Under the supervision of my doctor, I ate smaller portions for a week and drank a lot of water and also tried to maintain a healthy lifestyle. The axe came down first on sweets, then coffee, and finally rice, which used to be my staple diet. Now, my body’s accepted the changes and it’s responding – my blood sugar level is normal.
And I achieved my objective. Just two days ago I had the surgery done, and everything turned out fine. The tumour was benign. I have finally accepted I am diabetic.
This condition means that I must be vigilant all the time. This goes against my usual nature, as I tend to be a happy-go-lucky person.
The problem with being diabetic is that there are no off days, you have to be on top of it twentyfour seven. You work out a diet for yourself, work out a certain lifestyle for yourself, and you just have to stick to it, day in and day out. There’s no holiday from it.
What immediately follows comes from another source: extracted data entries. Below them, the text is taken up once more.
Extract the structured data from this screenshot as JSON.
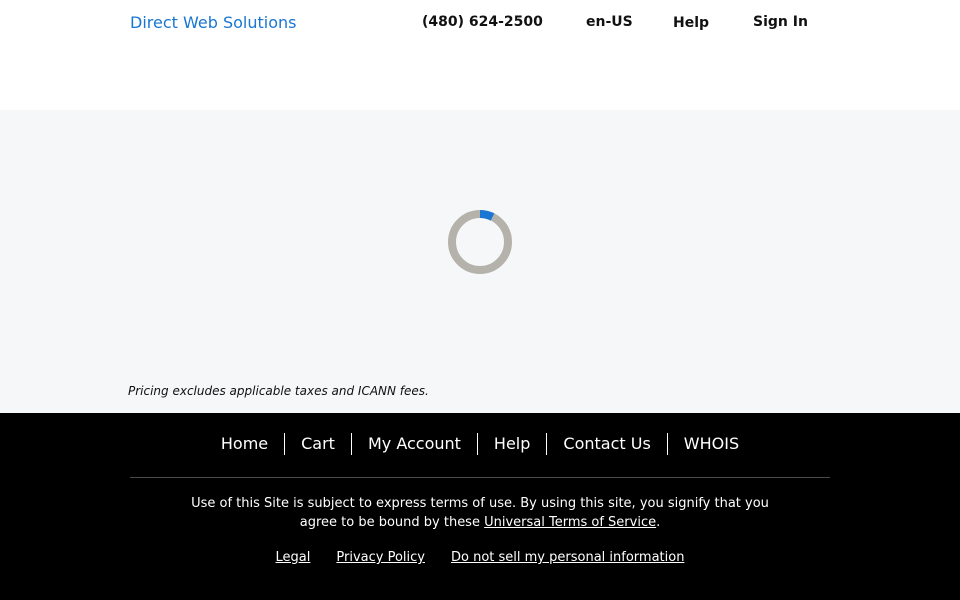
{
  "header": {
    "brand": "Direct Web Solutions",
    "phone": "(480) 624-2500",
    "locale": "en-US",
    "help": "Help",
    "sign_in": "Sign In"
  },
  "main": {
    "spinner_icon": "loading-spinner-icon",
    "pricing_note": "Pricing excludes applicable taxes and ICANN fees."
  },
  "footer": {
    "nav": [
      "Home",
      "Cart",
      "My Account",
      "Help",
      "Contact Us",
      "WHOIS"
    ],
    "terms_before": "Use of this Site is subject to express terms of use. By using this site, you signify that you agree to be bound by these ",
    "terms_link": "Universal Terms of Service",
    "terms_after": ".",
    "legal_links": [
      "Legal",
      "Privacy Policy",
      "Do not sell my personal information"
    ]
  },
  "colors": {
    "brand": "#1976d2",
    "main_bg": "#f5f7f8",
    "footer_bg": "#000000",
    "spinner_track": "#b5b2ab",
    "spinner_accent": "#1976d2"
  }
}
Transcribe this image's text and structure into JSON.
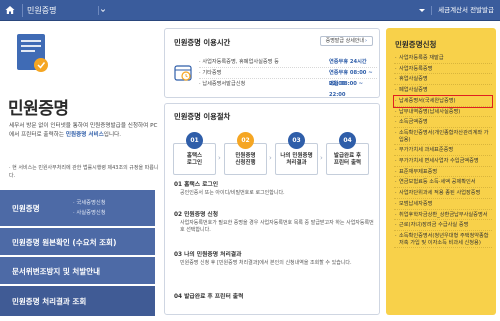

Sometimes that itself is enough to tire you out. I am alone in Dubai; my family is back in the Philippines. So I don’t have anybody to look out for me, to pull me up if I falter, to advise me, to perk me up when I am feeling down.
So, I’ve worked out a little something for myself. Once in a while I’ll have a cheat day when I will eat a cup of ice cream or candy or something else that I crave. I won’t go beyond that. I don’t want to take insulin injections to control the diabetes; I manage with my pills, so I have to be strict about my diet. It’s difficult to give up sugar and carbohydrates completely. I take it step by step.
After I discovered I had diabetes, I was afraid of visiting the doctor, afraid of getting more bad news. Now that I’ve accepted my condition, I’m no longer afraid. My goal is never to inject myself with insulin. I am trying to ensure that I never get to that stage.
My doctor has advised me to exercise regularly. I am trying to take the stairs whenever I can – that’s the extent to which I have progressed. I’ve been at it for the past three months. Now, after my operation, I will take up some exercise, too.
The real motivation for me is to see that my diabetes condition does not deteriorate to the extent that would necessitate the amputation of a body part. That’s partly what got me going on my diet.
Having faith in oneself and loving and respecting oneself is also important. I have learnt this the hard way.